MoNaCo: More Natural and Complex Questions for Reasoning Across Dozens of Documents

📅 2025-08-14

📈 Citations: 0

✨ Influential: 0

career value

162K/year

🤖 AI Summary

Existing LLM benchmarks lack natural, time-consuming information-seeking questions requiring long-horizon reasoning, thus failing to authentically evaluate models’ information retrieval and multi-step reasoning capabilities. To address this, we introduce MoNaCo: the first large-scale, high-complexity benchmark of natural questions—1,315 in total—each demanding retrieval across dozens to hundreds of documents and execution of数十 to over one hundred reasoning steps. Questions are rigorously validated via decomposition-based human annotation and LLM-assisted verification. We systematically evaluate leading LLMs across three dimensions: F1 score, recall, and hallucination rate. Results reveal that state-of-the-art models achieve a maximum F1 of only 61.2%, exposing severe recall deficiencies and factual hallucinations. These findings highlight long-horizon reasoning and comprehensive information coverage as critical bottlenecks. MoNaCo thus establishes a reliable, challenging evaluation standard and concrete improvement directions for next-generation retrieval-augmented reasoning models.

Technology Category

Application Category

📝 Abstract

Large language models (LLMs) are emerging as a go-to tool for querying information.
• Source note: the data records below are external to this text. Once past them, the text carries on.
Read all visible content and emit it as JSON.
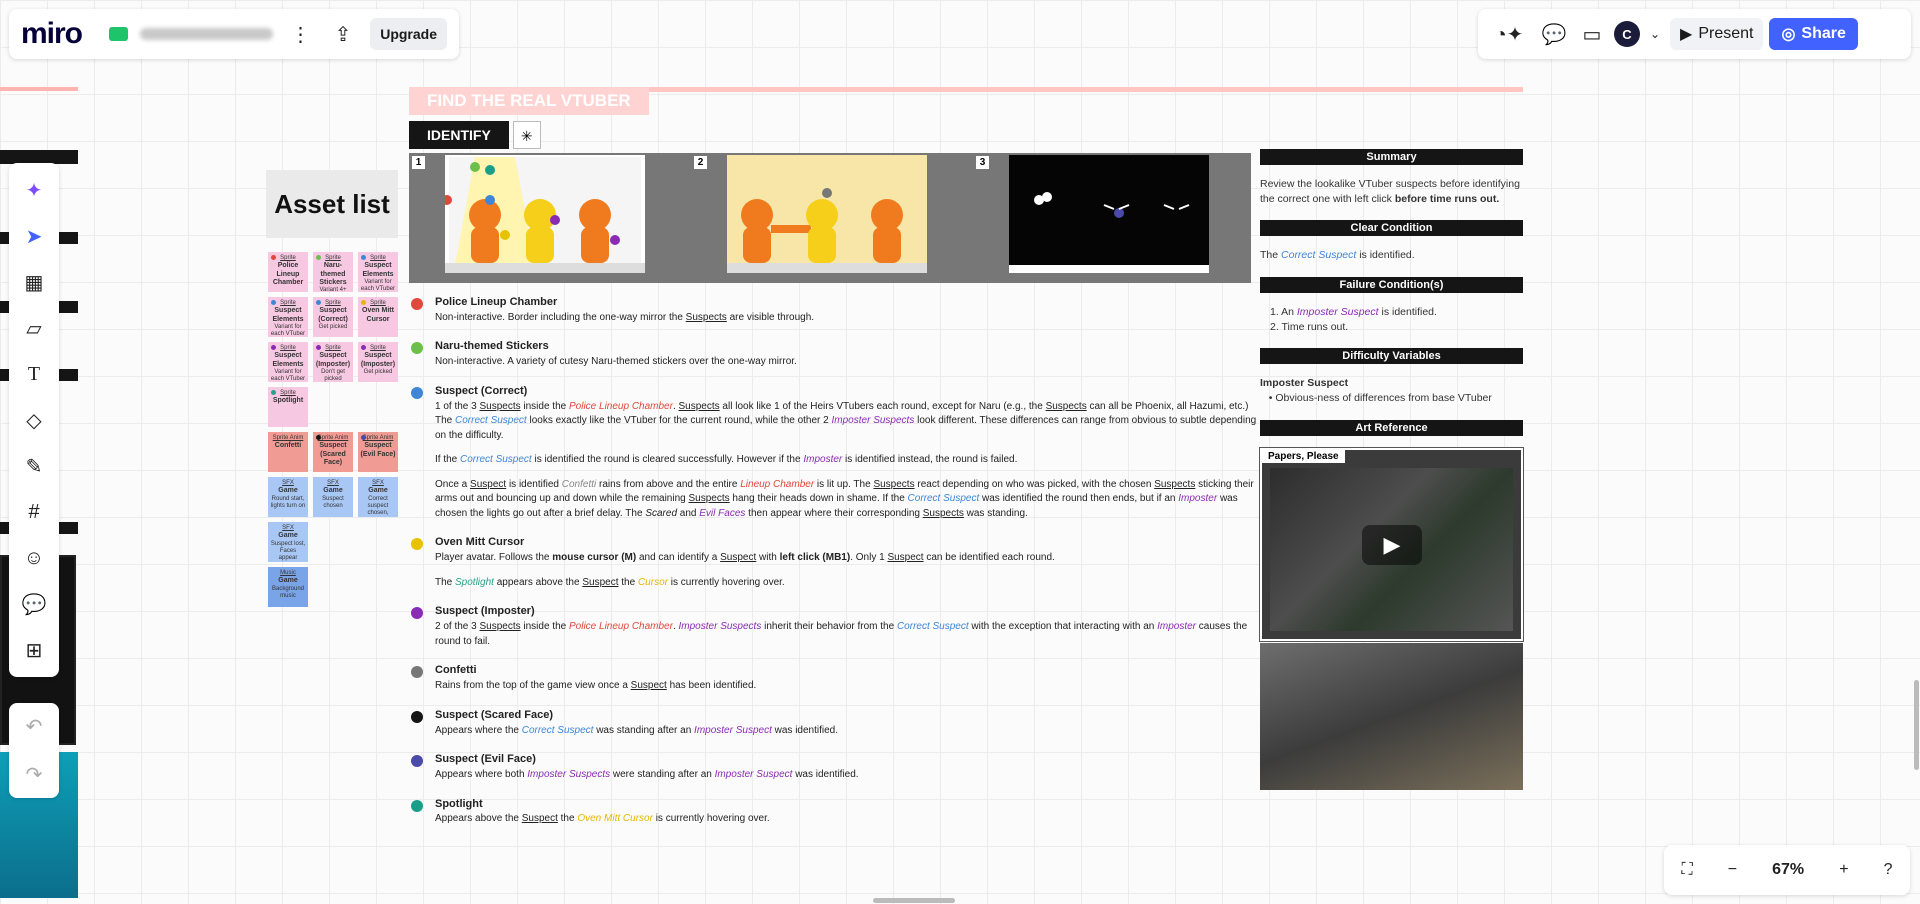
{
  "app": {
    "logo": "miro",
    "upgrade": "Upgrade",
    "present": "Present",
    "share": "Share",
    "avatar": "C"
  },
  "zoom": {
    "level": "67%"
  },
  "asset_list": {
    "title": "Asset list",
    "stickies": [
      {
        "t": "Sprite",
        "b": "Police Lineup Chamber",
        "c": "#f7c8e2",
        "dot": "#e0483e"
      },
      {
        "t": "Sprite",
        "b": "Naru-themed Stickers",
        "s": "Variant 4+",
        "c": "#f7c8e2",
        "dot": "#6cc04a"
      },
      {
        "t": "Sprite",
        "b": "Suspect Elements",
        "s": "Variant for each VTuber",
        "c": "#f7c8e2",
        "dot": "#3f86d6"
      },
      {
        "t": "Sprite",
        "b": "Suspect Elements",
        "s": "Variant for each VTuber",
        "c": "#f7c8e2",
        "dot": "#3f86d6"
      },
      {
        "t": "Sprite",
        "b": "Suspect (Correct)",
        "s": "Get picked",
        "c": "#f7c8e2",
        "dot": "#3f86d6"
      },
      {
        "t": "Sprite",
        "b": "Oven Mitt Cursor",
        "c": "#f7c8e2",
        "dot": "#e6b700"
      },
      {
        "t": "Sprite",
        "b": "Suspect Elements",
        "s": "Variant for each VTuber",
        "c": "#f7c8e2",
        "dot": "#8a2bb5"
      },
      {
        "t": "Sprite",
        "b": "Suspect (Imposter)",
        "s": "Don't get picked",
        "c": "#f7c8e2",
        "dot": "#8a2bb5"
      },
      {
        "t": "Sprite",
        "b": "Suspect (Imposter)",
        "s": "Get picked",
        "c": "#f7c8e2",
        "dot": "#8a2bb5"
      },
      {
        "t": "Sprite",
        "b": "Spotlight",
        "c": "#f7c8e2",
        "dot": "#2aa08a"
      },
      {
        "t": "",
        "b": "",
        "c": "transparent",
        "dot": ""
      },
      {
        "t": "",
        "b": "",
        "c": "transparent",
        "dot": ""
      },
      {
        "t": "Sprite Anim",
        "b": "Confetti",
        "c": "#f19b95",
        "dot": ""
      },
      {
        "t": "Sprite Anim",
        "b": "Suspect (Scared Face)",
        "c": "#f19b95",
        "dot": "#151515"
      },
      {
        "t": "Sprite Anim",
        "b": "Suspect (Evil Face)",
        "c": "#f19b95",
        "dot": "#4a4aa8"
      },
      {
        "t": "SFX",
        "b": "Game",
        "s": "Round start, lights turn on",
        "c": "#a9c7f5",
        "dot": ""
      },
      {
        "t": "SFX",
        "b": "Game",
        "s": "Suspect chosen",
        "c": "#a9c7f5",
        "dot": ""
      },
      {
        "t": "SFX",
        "b": "Game",
        "s": "Correct suspect chosen, lights turn off",
        "c": "#a9c7f5",
        "dot": ""
      },
      {
        "t": "SFX",
        "b": "Game",
        "s": "Suspect lost, Faces appear",
        "c": "#a9c7f5",
        "dot": ""
      },
      {
        "t": "",
        "b": "",
        "c": "transparent",
        "dot": ""
      },
      {
        "t": "",
        "b": "",
        "c": "transparent",
        "dot": ""
      },
      {
        "t": "Music",
        "b": "Game",
        "s": "Background music",
        "c": "#7aa4e8",
        "dot": ""
      }
    ]
  },
  "doc": {
    "title": "FIND THE REAL VTUBER",
    "tab": "IDENTIFY",
    "panels": [
      "1",
      "2",
      "3"
    ],
    "items": [
      {
        "color": "#e0483e",
        "title": "Police Lineup Chamber",
        "html": "Non-interactive. Border including the one-way mirror the <span class='u'>Suspects</span> are visible through."
      },
      {
        "color": "#6cc04a",
        "title": "Naru-themed Stickers",
        "html": "Non-interactive. A variety of cutesy Naru-themed stickers over the one-way mirror."
      },
      {
        "color": "#3f86d6",
        "title": "Suspect (Correct)",
        "html": "1 of the 3 <span class='u'>Suspects</span> inside the <span class='red'>Police Lineup Chamber</span>. <span class='u'>Suspects</span> all look like 1 of the Heirs VTubers each round, except for Naru (e.g., the <span class='u'>Suspects</span> can all be Phoenix, all Hazumi, etc.) The <span class='blue'>Correct Suspect</span> looks exactly like the VTuber for the current round, while the other 2 <span class='purple'>Imposter Suspects</span> look different. These differences can range from obvious to subtle depending on the difficulty.<div class='sub'>If the <span class='blue'>Correct Suspect</span> is identified the round is cleared successfully. However if the <span class='purple'>Imposter</span> is identified instead, the round is failed.</div><div class='sub'>Once a <span class='u'>Suspect</span> is identified <span class='gray'>Confetti</span> rains from above and the entire <span class='red'>Lineup Chamber</span> is lit up. The <span class='u'>Suspects</span> react depending on who was picked, with the chosen <span class='u'>Suspects</span> sticking their arms out and bouncing up and down while the remaining <span class='u'>Suspects</span> hang their heads down in shame. If the <span class='blue'>Correct Suspect</span> was identified the round then ends, but if an <span class='purple'>Imposter</span> was chosen the lights go out after a brief delay. The <i>Scared</i> and <span class='purple'>Evil Faces</span> then appear where their corresponding <span class='u'>Suspects</span> was standing.</div>"
      },
      {
        "color": "#e6c200",
        "title": "Oven Mitt Cursor",
        "html": "Player avatar. Follows the <b>mouse cursor (M)</b> and can identify a <span class='u'>Suspect</span> with <b>left click (MB1)</b>. Only 1 <span class='u'>Suspect</span> can be identified each round.<div class='sub'>The <span class='green'>Spotlight</span> appears above the <span class='u'>Suspect</span> the <span class='yellow'>Cursor</span> is currently hovering over.</div>"
      },
      {
        "color": "#8a2bb5",
        "title": "Suspect (Imposter)",
        "html": "2 of the 3 <span class='u'>Suspects</span> inside the <span class='red'>Police Lineup Chamber</span>. <span class='purple'>Imposter Suspects</span> inherit their behavior from the <span class='blue'>Correct Suspect</span> with the exception that interacting with an <span class='purple'>Imposter</span> causes the round to fail."
      },
      {
        "color": "#777777",
        "title": "Confetti",
        "html": "Rains from the top of the game view once a <span class='u'>Suspect</span> has been identified."
      },
      {
        "color": "#151515",
        "title": "Suspect (Scared Face)",
        "html": "Appears where the <span class='blue'>Correct Suspect</span> was standing after an <span class='purple'>Imposter Suspect</span> was identified."
      },
      {
        "color": "#4a4aa8",
        "title": "Suspect (Evil Face)",
        "html": "Appears where both <span class='purple'>Imposter Suspects</span> were standing after an <span class='purple'>Imposter Suspect</span> was identified."
      },
      {
        "color": "#1a9e8a",
        "title": "Spotlight",
        "html": "Appears above the <span class='u'>Suspect</span> the <span class='yellow'>Oven Mitt Cursor</span> is currently hovering over."
      }
    ]
  },
  "side": {
    "summary_h": "Summary",
    "summary_html": "Review the lookalike VTuber suspects before identifying the correct one with left click <b>before time runs out.</b>",
    "clear_h": "Clear Condition",
    "clear_html": "The <span class='blue'>Correct Suspect</span> is identified.",
    "fail_h": "Failure Condition(s)",
    "fail_html": "1. An <span class='purple'>Imposter Suspect</span> is identified.<br>2. Time runs out.",
    "diff_h": "Difficulty Variables",
    "diff_html": "<b>Imposter Suspect</b><br>&nbsp;&nbsp;&nbsp;• Obvious-ness of differences from base VTuber",
    "art_h": "Art Reference",
    "art_label": "Papers, Please"
  }
}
However, current LLM benchmarks rarely feature natural questions that are both information-seeking as well as genuinely time-consuming for humans. To address this gap we introduce MoNaCo, a benchmark of 1,315 natural and complex questions that require dozens, and at times hundreds, of intermediate steps to solve -- far more than any existing QA benchmark. To build MoNaCo, we developed a decomposed annotation pipeline to elicit and manually answer natural time-consuming questions at scale. Frontier LLMs evaluated on MoNaCo achieve at most 61.2% F1, hampered by low recall and hallucinations. Our results underscore the need for reasoning models that better handle the complexity and sheer breadth of real-world information-seeking questions -- with MoNaCo providing an effective resource for tracking such progress. The MONACO benchmark, codebase, prompts and models predictions are publicly available at: https://tomerwolgithub.github.io/monaco

Problem

Research questions and friction points this paper is trying to address.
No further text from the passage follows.